I'm especially thrilled that this prize carries with it enough international publicity clout to garner the attention of the mainstream international press. This makes the award a marvelous public relations vehicle for solid state lighting in particular, and for compound semi material science in general. As Mark Johnson, a colleague of Shuji's at North Carolina State University (NCSU) put it, "This is good news for us all." Among the various reports, I call your attention to the following online sources: coverage in Russia, coverage in Finland (an especially cool picture) more from Finland (which includes reference specifically to MOCVD), the USA's National Public Radio coverage, MSNBC and finally, the USA's San Jose Mercury News coverage, Silicon Valley's most influential newspaper.

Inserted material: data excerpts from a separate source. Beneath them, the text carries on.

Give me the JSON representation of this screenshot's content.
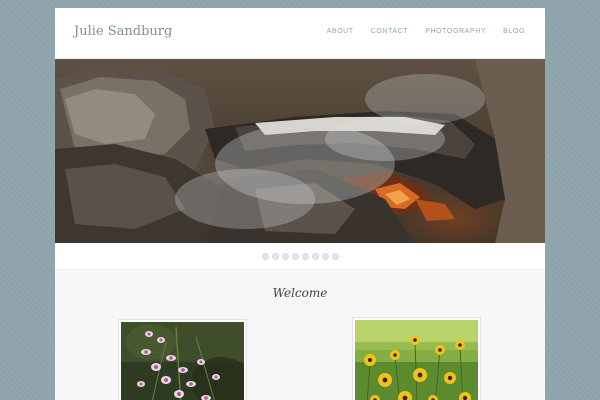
{
  "site": {
    "title": "Julie Sandburg"
  },
  "nav": {
    "items": [
      {
        "label": "ABOUT"
      },
      {
        "label": "CONTACT"
      },
      {
        "label": "PHOTOGRAPHY"
      },
      {
        "label": "BLOG"
      }
    ]
  },
  "slider": {
    "slide_count": 8,
    "active_slide": 1
  },
  "main": {
    "heading": "Welcome"
  },
  "icons": {
    "slider_dot": "circle"
  },
  "colors": {
    "background": "#8ea3ab",
    "title": "#7c8f99",
    "nav": "#8fa6b1",
    "heading": "#444444"
  }
}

Coincidentally, the award was made literally on the day that my friend and fellow writer Bob Johnstone, author of the acclaimed We Were Burning: Japanese Entrepreneurs and the Forging of the Electronic Age, had completed the manuscript of his next book, which is titled BRILLIANT! Shuji Nakamura and the Revolution in Lighting. Earlier, when nearing the completion of the 16 chapter manuscript, Bob had asked Shuji what gives him the most satisfaction about what he has wrought? Shuji replied, "Helping to prevent the effects of global warming and helping the people of third-world countries by giving them a safe lighting system." It seems Shuji had recently been much impressed by Dave Irvine-Halliday and his work with the Light Up The World foundation (www.LUTW.org) which has, over the past few years, provided LED/solar-based SSL lighting systems impacting the lives of over 100,000 people in 26 countries. Bob said the awarding of the prize instantly became the final "kicker" he was looking for to end BRILLIANT on a high note and was delighted to note that in the UCSB press release there was a quote from Shuji that he planned to donate some of the Millennium Technology prize money to Light Up The World. "A worthier cause I cannot imagine", said Bob.

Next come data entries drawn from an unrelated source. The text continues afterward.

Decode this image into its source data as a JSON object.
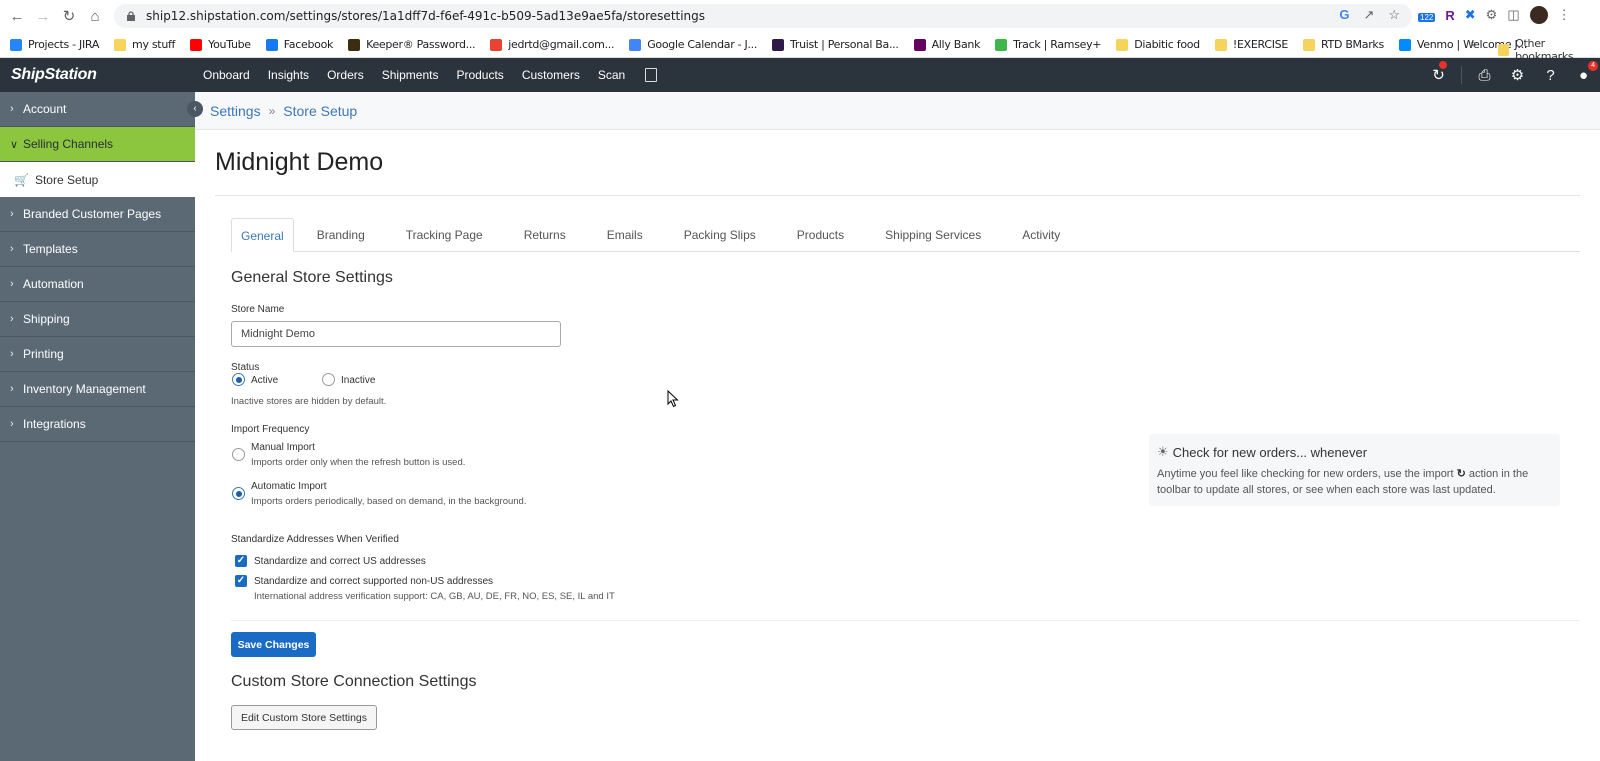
{
  "browser": {
    "url": "ship12.shipstation.com/settings/stores/1a1dff7d-f6ef-491c-b509-5ad13e9ae5fa/storesettings",
    "extension_badge": "122",
    "bookmarks": [
      {
        "label": "Projects - JIRA",
        "color": "#2684ff"
      },
      {
        "label": "my stuff",
        "color": "#f6d35b"
      },
      {
        "label": "YouTube",
        "color": "#ff0000"
      },
      {
        "label": "Facebook",
        "color": "#1877f2"
      },
      {
        "label": "Keeper® Password...",
        "color": "#3b2e10"
      },
      {
        "label": "jedrtd@gmail.com...",
        "color": "#ea4335"
      },
      {
        "label": "Google Calendar - J...",
        "color": "#4285f4"
      },
      {
        "label": "Truist | Personal Ba...",
        "color": "#2e1a47"
      },
      {
        "label": "Ally Bank",
        "color": "#650360"
      },
      {
        "label": "Track | Ramsey+",
        "color": "#3fb54b"
      },
      {
        "label": "Diabitic food",
        "color": "#f6d35b"
      },
      {
        "label": "!EXERCISE",
        "color": "#f6d35b"
      },
      {
        "label": "RTD BMarks",
        "color": "#f6d35b"
      },
      {
        "label": "Venmo | Welcome J...",
        "color": "#008cff"
      }
    ],
    "more_chevron": "»",
    "other_bookmarks": "Other bookmarks"
  },
  "app": {
    "logo": "ShipStation",
    "nav": [
      "Onboard",
      "Insights",
      "Orders",
      "Shipments",
      "Products",
      "Customers",
      "Scan"
    ],
    "notification_count": "4"
  },
  "sidebar": {
    "items": [
      {
        "label": "Account",
        "state": "collapsed"
      },
      {
        "label": "Selling Channels",
        "state": "expanded"
      },
      {
        "label": "Branded Customer Pages",
        "state": "collapsed"
      },
      {
        "label": "Templates",
        "state": "collapsed"
      },
      {
        "label": "Automation",
        "state": "collapsed"
      },
      {
        "label": "Shipping",
        "state": "collapsed"
      },
      {
        "label": "Printing",
        "state": "collapsed"
      },
      {
        "label": "Inventory Management",
        "state": "collapsed"
      },
      {
        "label": "Integrations",
        "state": "collapsed"
      }
    ],
    "sub_item": "Store Setup"
  },
  "breadcrumb": {
    "root": "Settings",
    "sep": "»",
    "current": "Store Setup"
  },
  "page": {
    "title": "Midnight Demo",
    "tabs": [
      "General",
      "Branding",
      "Tracking Page",
      "Returns",
      "Emails",
      "Packing Slips",
      "Products",
      "Shipping Services",
      "Activity"
    ],
    "active_tab": "General",
    "general": {
      "heading": "General Store Settings",
      "store_name_label": "Store Name",
      "store_name_value": "Midnight Demo",
      "status_label": "Status",
      "status_active": "Active",
      "status_inactive": "Inactive",
      "status_selected": "Active",
      "status_hint": "Inactive stores are hidden by default.",
      "import_label": "Import Frequency",
      "manual_label": "Manual Import",
      "manual_hint": "Imports order only when the refresh button is used.",
      "auto_label": "Automatic Import",
      "auto_hint": "Imports orders periodically, based on demand, in the background.",
      "import_selected": "Automatic Import",
      "std_label": "Standardize Addresses When Verified",
      "std_us": "Standardize and correct US addresses",
      "std_us_checked": true,
      "std_intl": "Standardize and correct supported non-US addresses",
      "std_intl_checked": true,
      "std_intl_hint": "International address verification support: CA, GB, AU, DE, FR, NO, ES, SE, IL and IT",
      "save_button": "Save Changes"
    },
    "tip": {
      "title": "Check for new orders... whenever",
      "body_1": "Anytime you feel like checking for new orders, use the import",
      "body_2": "action in the toolbar to update all stores, or see when each store was last updated."
    },
    "custom": {
      "heading": "Custom Store Connection Settings",
      "button": "Edit Custom Store Settings"
    }
  }
}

Bob Johnstone also noted that, "Now that Shuji has won the Millennium Technology Prize... that just leaves the Nobel." Indeed. In many people's minds Shuji Nakamura qualifies for both. Bob Johnstone's BRILLIANT! is due out in early 2007. The story is so fascinating and Bob's a great writer. It's in the non-fiction genre of Tracy Kidder's Pulitzer Prize-winning Soul of a New Machine (1981, updated and reissued in 1997). After reading BRILLIANT, you'll finally learn the whole story.

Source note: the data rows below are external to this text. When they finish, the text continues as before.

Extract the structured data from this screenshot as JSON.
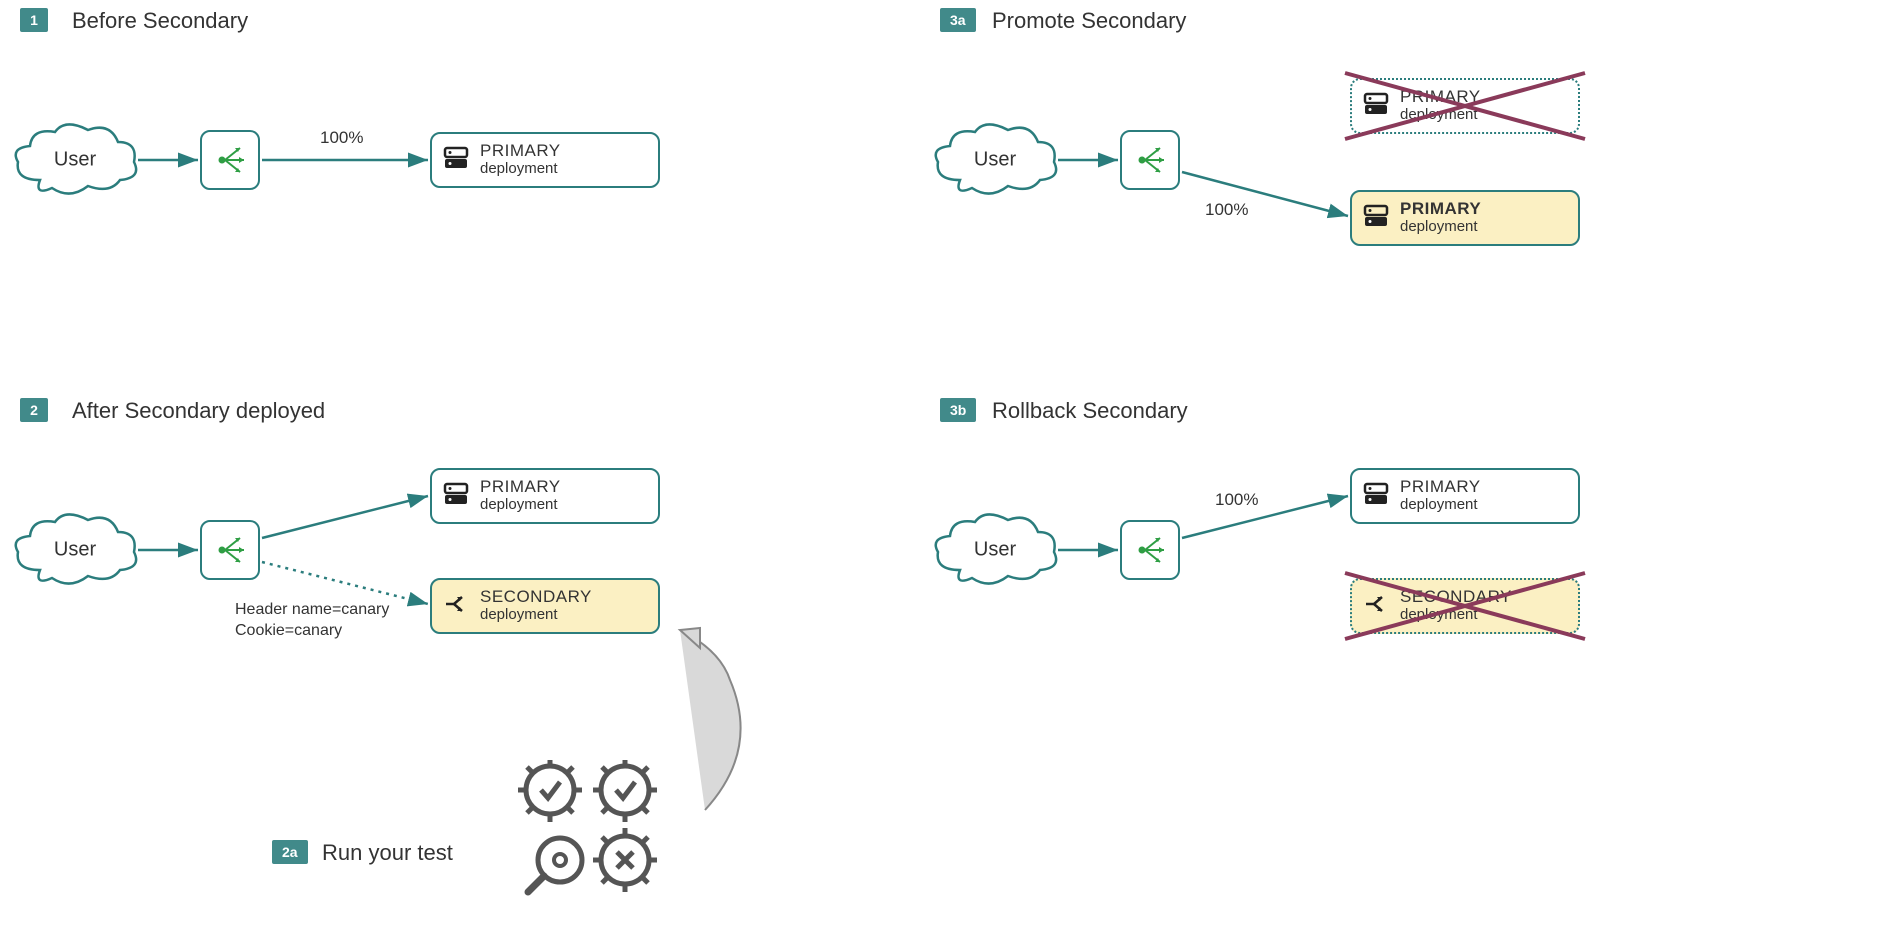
{
  "steps": {
    "s1": {
      "badge": "1",
      "title": "Before Secondary"
    },
    "s2": {
      "badge": "2",
      "title": "After Secondary deployed"
    },
    "s2a": {
      "badge": "2a",
      "title": "Run your test"
    },
    "s3a": {
      "badge": "3a",
      "title": "Promote Secondary"
    },
    "s3b": {
      "badge": "3b",
      "title": "Rollback Secondary"
    }
  },
  "labels": {
    "user": "User",
    "primary": "PRIMARY",
    "secondary": "SECONDARY",
    "deployment": "deployment",
    "pct100": "100%",
    "header_rule": "Header name=canary",
    "cookie_rule": "Cookie=canary"
  },
  "colors": {
    "teal": "#2b7d7d",
    "badge": "#418a8a",
    "highlight": "#fbf0c3",
    "cross": "#8a3a5a",
    "lb_green": "#2f9e44"
  }
}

So congratulations to all the technologists who have worked so hard getting GaN materials and device technology to the today's stage. With Nitronex recently scoring $21 million in final venture funding (ref: coverage) to vie with Cree and RFMD by ramping their Sigantic GaN on Si for WiMax RF applications into manufacturing mode, and with so many companies now involved in solid state lighting that the market growth figures are getting downright mainstream (ref: Strategies Unlimited's latest study), I'd say... "We've Arrived!" And our greatest ambassador is clearly Shuji Nakamura, winner of the second Millennium Technology Prize. Congratulations, Shuji. We're all tremendously proud of you and thankful you selected the wonderful world of compound semiconductors and solid state lighting as your career. It's been a BRILLIANT! one, indeed.